There is no doubt that that Amina Ali’s experience will bar good women from entering politics. The fall-out from the Bradford debacle means that Labour’s PPC will always carry the stigma of being second best. In truth Labour has already lost the 2015 general elections in Bradford West due to Labour’s failure to grasp the ‘biraderi’ nettle. If the Party is serious about its commitment to democracy, its first task must be to disband its local party structures where there is even the slightest whiff of clan politics and start the process of recruiting members afresh.
It is clear that George Galloway has alienated the very constituency of women and young people who shifted over to Respect, following his refusal to apologise over his rape comment and his inability to deliver on the promises that he made to disenchanted Labour voters.
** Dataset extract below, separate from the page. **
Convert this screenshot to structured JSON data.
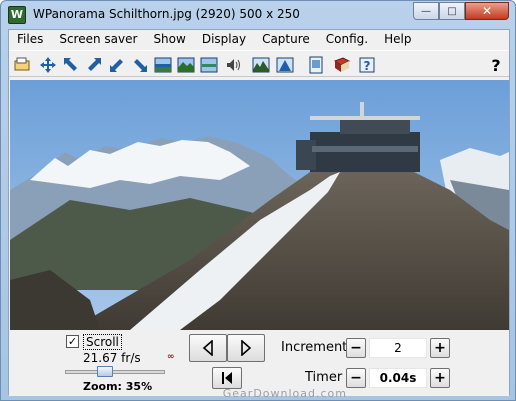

Had Miliband signalled his determination to take on the ‘biraderi’, he might have given the female Labour potential parliamentary candidate a fighting chance against George Galloway in Bradford West.
For all Miliband’s talk on taking on established interests – the Murdoch press, the gas companies and the bankers – he has proved himself incapable of taking on the vested interest in his own backyard. It is a shame that Ed Miliband has not been able to tap into his Party’s historical roots and apply those lessons to Bradford West. It wasn’t too long ago that Neil Kinnock took on the militants who were threatening to destabilise the Party and his efforts made Labour electorally respectable. Miliband needs to do the same in those constituencies where its membership is using the ‘biraderi’ bloc vote to undermine democracy.
Even if Labour loses Bradford West – as it is likely to do – It would have enhanced Miliband’s authority as a leader willing to take tough decisions. Meanwhile there is a large abandoned floating electoral constituency adrift in Bradford West desperately seeking a political ‘home’.
Ratna Lachman is the Director of JUST West Yorkshire an organisation that promotes racial justice, civil liberties and human rights.